Would you be able to help us debug the query? This might be helpful:
- Are the results deterministically wrong or are they non-deterministic?
- Do you think column value sare wrong or are we producing an incorrect number of rows somewhere?
- Looking at the rows produced by different operators in the SUMMARY of the query profile might help pinpoint where things are going wrong
- Try running the query with straight_join and broadcast hints and see if the query results change. Like this:
SELECT /* +straight_join */ SUM(...)
FROM fpe
INNER JOIN /* +broadcast */ (SELECT DISTINCT ...) M ON (...)

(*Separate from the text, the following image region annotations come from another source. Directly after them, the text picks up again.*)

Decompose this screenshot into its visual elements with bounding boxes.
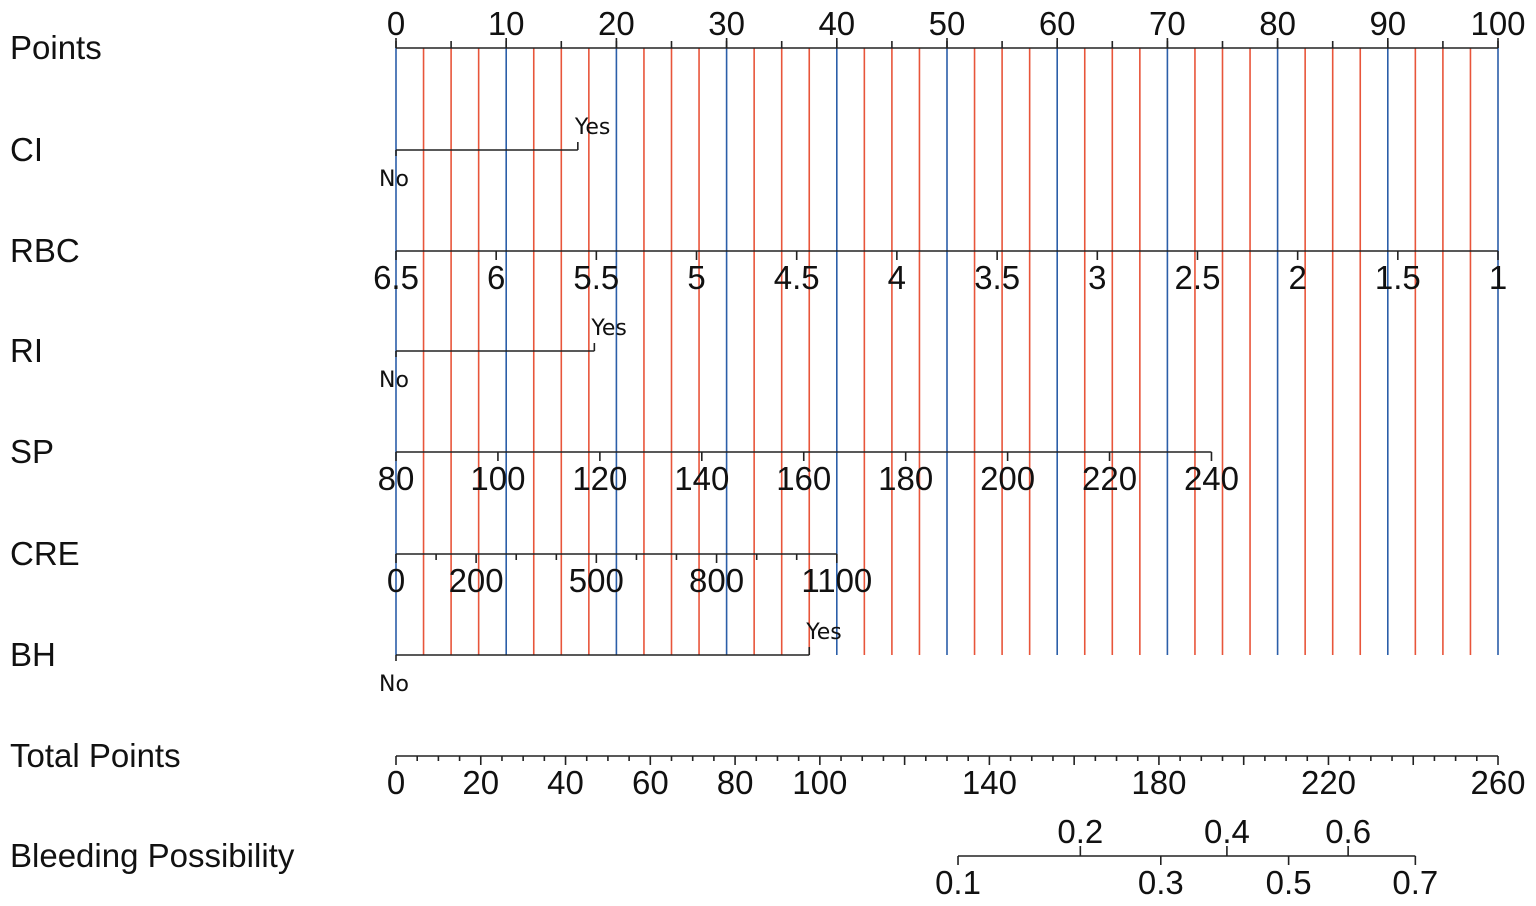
tick-label: 0.1 (935, 864, 981, 901)
row-bh: BH Yes No (10, 620, 842, 697)
tick-label: 0.7 (1392, 864, 1438, 901)
level-label-yes: Yes (590, 316, 627, 341)
tick-label: 20 (462, 764, 499, 801)
tick-label: 200 (980, 460, 1035, 497)
tick-label: 0.4 (1204, 813, 1250, 850)
level-label-no: No (379, 368, 409, 393)
tick-label: 140 (674, 460, 729, 497)
row-sp: SP 80 100 120 140 160 180 200 220 240 (10, 433, 1239, 497)
tick-label: 60 (1039, 5, 1076, 42)
tick-label: 160 (776, 460, 831, 497)
tick-label: 6.5 (373, 259, 419, 296)
tick-label: 3 (1088, 259, 1106, 296)
tick-label: 260 (1470, 764, 1525, 801)
tick-label: 0.3 (1138, 864, 1184, 901)
tick-label: 5.5 (573, 259, 619, 296)
row-bleeding: Bleeding Possibility 0.1 0.2 0.3 0.4 0.5 0.6 0.… (10, 813, 1438, 901)
row-label-bh: BH (10, 636, 56, 673)
tick-label: 60 (632, 764, 669, 801)
tick-label: 0 (387, 562, 405, 599)
tick-label: 1 (1489, 259, 1507, 296)
tick-label: 90 (1369, 5, 1406, 42)
tick-label: 100 (792, 764, 847, 801)
tick-label: 5 (687, 259, 705, 296)
tick-label: 40 (818, 5, 855, 42)
tick-label: 2.5 (1175, 259, 1221, 296)
tick-label: 140 (962, 764, 1017, 801)
tick-label: 2 (1288, 259, 1306, 296)
row-label-total: Total Points (10, 737, 181, 774)
level-label-yes: Yes (574, 115, 611, 140)
level-label-yes: Yes (805, 620, 842, 645)
row-ci: CI Yes No (10, 115, 610, 192)
tick-label: 70 (1149, 5, 1186, 42)
row-cre: CRE 0 200 500 800 1100 (10, 535, 872, 599)
tick-label: 80 (378, 460, 415, 497)
tick-label: 100 (470, 460, 525, 497)
level-label-no: No (379, 672, 409, 697)
tick-label: 0 (387, 764, 405, 801)
tick-label: 1.5 (1375, 259, 1421, 296)
row-label-cre: CRE (10, 535, 80, 572)
tick-label: 0.6 (1325, 813, 1371, 850)
row-label-ri: RI (10, 332, 43, 369)
tick-label: 0.5 (1266, 864, 1312, 901)
tick-label: 180 (1131, 764, 1186, 801)
row-label-ci: CI (10, 131, 43, 168)
tick-label: 10 (488, 5, 525, 42)
tick-label: 80 (1259, 5, 1296, 42)
row-label-sp: SP (10, 433, 54, 470)
tick-label: 180 (878, 460, 933, 497)
row-label-bleeding: Bleeding Possibility (10, 837, 295, 874)
tick-label: 4 (888, 259, 906, 296)
tick-label: 100 (1470, 5, 1525, 42)
row-rbc: RBC 6.5 6 5.5 5 4.5 4 3.5 3 2.5 2 1.5 1 (10, 232, 1507, 296)
tick-label: 6 (487, 259, 505, 296)
row-points: Points 0 10 20 30 40 50 60 70 80 90 100 (10, 5, 1526, 66)
tick-label: 30 (708, 5, 745, 42)
tick-label: 50 (929, 5, 966, 42)
tick-label: 220 (1082, 460, 1137, 497)
tick-label: 200 (449, 562, 504, 599)
row-label-rbc: RBC (10, 232, 80, 269)
level-label-no: No (379, 167, 409, 192)
tick-label: 80 (717, 764, 754, 801)
tick-label: 20 (598, 5, 635, 42)
tick-label: 240 (1184, 460, 1239, 497)
tick-label: 0.2 (1057, 813, 1103, 850)
row-total: Total Points 0 20 40 60 80 100 140 180 220 260 (10, 737, 1526, 801)
tick-label: 500 (569, 562, 624, 599)
row-label-points: Points (10, 29, 102, 66)
tick-label: 3.5 (974, 259, 1020, 296)
tick-label: 1100 (801, 562, 872, 599)
tick-label: 220 (1301, 764, 1356, 801)
tick-label: 4.5 (774, 259, 820, 296)
tick-label: 800 (689, 562, 744, 599)
tick-label: 40 (547, 764, 584, 801)
row-ri: RI Yes No (10, 316, 627, 393)
tick-label: 120 (572, 460, 627, 497)
tick-label: 0 (387, 5, 405, 42)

INNER JOIN /* +broadcast */ (SELECT DISTINCT ...) N ON (...)
WHERE ...
Created 05-11-2018 07:20 AM
Adding the Broadcast query hint did not help, still get null. Thanks.
Created 05-15-2018 11:45 AM
Since Kudu does not support ACID transactions I wonder if it's possible you could be hitting issues with data consistency? Is the fact_PatientEncounter table actively receiving writes? If so, I wonder if fpe.measure_EncounterInstanceCount could be NULL for some row while fpe.RecordStatusDeleted or fpe.RecordStatus is also NULL (even for a short period of time).
Created 05-29-2019 09:05 PM
Please check the query again.
Subqueries M and N have the exact same filters except that in M you filter for Value = 'val1' or 'val2' and in N you filter for Value = 'val3' or 'val4'.
So, this would make the the rows returned by M and N mutually exclusive, hence NULL when you do an inner join between them.